Le Creuset Griddle - does it need to be seasoned?
I just received a Creuset cast-iron griddle as a gift. My question is... does it need to be pre-seasoned? The box it came in didn't have any instructions from the manufacturer. It doesn't look like typical cast iron, I'm assuming it may have some kind of coating but I really don't know.
If anyone out ther has one, did you season before using? If not, do you wish you had? And, if it doesn't have to be seasoned like typical cast-iron, how should I go about cleaning it?
Oh, and a bonus question... the Le Creuset Dutch Oven DID come with instructions from the manufacturer. They specifically said to NOT heat the Oven without oil or fat in it first. I always thought you were supposed to pre-heat the pot, then add oil. When I look on the Creuset website it says to do just that.... so, which one is right?
Thanks for any/all help!
I used the griddle for the first time this past weekend and it was just fanstic, but painful to clean.
On Saturday I cooked pancakes which this baby was just made for. They cooked quickly, evenly and came out great. I was able to fit 6 full sized flapjacks on the griddle at the same time and cook up a batch in just a few minutes. This is perfect for cooking a big breakfast for a number of people. The cleanup wasn't too bad, but a few of the pancakes left black spots on the griddle that wouldn't come off with soap and water. No big deal, they're just dark marks and they don't have a texture or smell.
On Sunday I grilled shrimp on the grill side of the pan. Again, it heated very evenly and allowed me to cook a large batch of shrimp with very little oil (As opposed to stir frying or cooking in a pan with oil). This time the clean-up was difficult. In addition to a few black spots, a light brown, very thin "crust formed in some of the grooves of the pan. If I scratched it with my finger I could get some of it off, but soap and water would not remove it. I know the pan is supposed to form a patina, and I believe this is what is happening, but if you put your nose right up to the grill, it leaves a smell. I don't think it'll be too harmful to the food, but time will tell.
Overall the griddle performed wonderfully, I just hope the patina isn't a detriment.
I have a Le Creuset Griddle pan and was told by the sales rep to my store that it is indeed enamelled but with black enamel. No seasoning required but it does require the same care as the regular enamel.
To clean the griddle I use just warm soapy water with a special scratchy sponge made for non stick surfaces because it is very gentle.
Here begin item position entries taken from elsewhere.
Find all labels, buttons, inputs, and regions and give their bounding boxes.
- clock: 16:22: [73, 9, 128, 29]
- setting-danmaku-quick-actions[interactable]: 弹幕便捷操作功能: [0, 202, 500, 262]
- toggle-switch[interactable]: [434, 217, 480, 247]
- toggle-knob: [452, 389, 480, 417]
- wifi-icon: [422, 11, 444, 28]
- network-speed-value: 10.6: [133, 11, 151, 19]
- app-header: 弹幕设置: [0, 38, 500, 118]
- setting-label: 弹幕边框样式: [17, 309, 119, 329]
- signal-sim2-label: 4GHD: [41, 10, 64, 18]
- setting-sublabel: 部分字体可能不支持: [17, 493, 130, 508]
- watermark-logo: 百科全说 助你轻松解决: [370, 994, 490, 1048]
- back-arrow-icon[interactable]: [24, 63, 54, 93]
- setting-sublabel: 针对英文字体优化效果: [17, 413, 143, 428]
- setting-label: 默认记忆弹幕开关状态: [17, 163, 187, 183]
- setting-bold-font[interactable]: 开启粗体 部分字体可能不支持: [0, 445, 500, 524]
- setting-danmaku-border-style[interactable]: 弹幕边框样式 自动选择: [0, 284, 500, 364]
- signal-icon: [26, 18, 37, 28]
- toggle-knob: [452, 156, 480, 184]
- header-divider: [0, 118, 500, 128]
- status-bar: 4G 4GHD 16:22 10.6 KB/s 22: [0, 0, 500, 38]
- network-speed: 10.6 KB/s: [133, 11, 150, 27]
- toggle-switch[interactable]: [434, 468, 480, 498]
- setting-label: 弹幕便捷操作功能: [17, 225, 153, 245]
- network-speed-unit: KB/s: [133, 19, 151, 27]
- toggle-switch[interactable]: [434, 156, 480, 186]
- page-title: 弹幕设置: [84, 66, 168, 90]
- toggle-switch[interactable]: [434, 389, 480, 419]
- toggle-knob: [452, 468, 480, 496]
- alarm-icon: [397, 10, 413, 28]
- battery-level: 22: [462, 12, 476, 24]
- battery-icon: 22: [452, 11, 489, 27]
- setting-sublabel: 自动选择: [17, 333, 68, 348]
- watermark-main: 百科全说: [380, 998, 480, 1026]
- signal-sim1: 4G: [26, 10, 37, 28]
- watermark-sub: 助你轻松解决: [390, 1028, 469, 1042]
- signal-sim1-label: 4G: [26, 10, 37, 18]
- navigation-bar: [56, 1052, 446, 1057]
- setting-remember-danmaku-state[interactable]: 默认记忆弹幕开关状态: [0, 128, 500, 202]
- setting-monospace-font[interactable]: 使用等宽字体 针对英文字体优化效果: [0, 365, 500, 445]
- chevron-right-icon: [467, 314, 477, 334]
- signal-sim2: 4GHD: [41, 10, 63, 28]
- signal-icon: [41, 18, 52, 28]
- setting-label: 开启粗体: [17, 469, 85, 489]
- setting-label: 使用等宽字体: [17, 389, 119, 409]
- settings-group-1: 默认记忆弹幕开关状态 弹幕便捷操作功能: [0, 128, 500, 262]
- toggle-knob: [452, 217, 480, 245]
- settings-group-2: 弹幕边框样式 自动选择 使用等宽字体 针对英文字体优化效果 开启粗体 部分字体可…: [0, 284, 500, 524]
My Creuset instructions say to heat before adding oil.I have always done that and have had no problems.
Thanks applejuice! Would you happen to have the name brand or the special scratchy sponge? Seeing as these presents are wedding gifts I'd like to take extra-special care of them. It'd be very cool to keep these pieces in good shape for my lifetime... maybe hand them down to kids/grandkids :)
I think they are made R.S.V.P Endurance. They are called Non-stick scrubber. You can get them at Amazon.com but I got mine from the kitchen store down the street.
Enjoy your Creuset. I love mine so much if I pass them down to the grandkids I would probably have to buy new ones unless I just put them in the will :)
Basically I think that the formula of their 'iron' incorporates something that makes even the "uncoated grill pans" more rust resistant than typical cast iron. Of course enamel coating makes the outside of the pan less maintenance intensive. Despite the fact that the enamel is fired at very high temperature I think the cautions against heating the pan empty are to prevent damage due to thermal shock of putting cold food into a hot pan. Similarly that is why they warn against EVER using high heat even with the grill/griddle pans.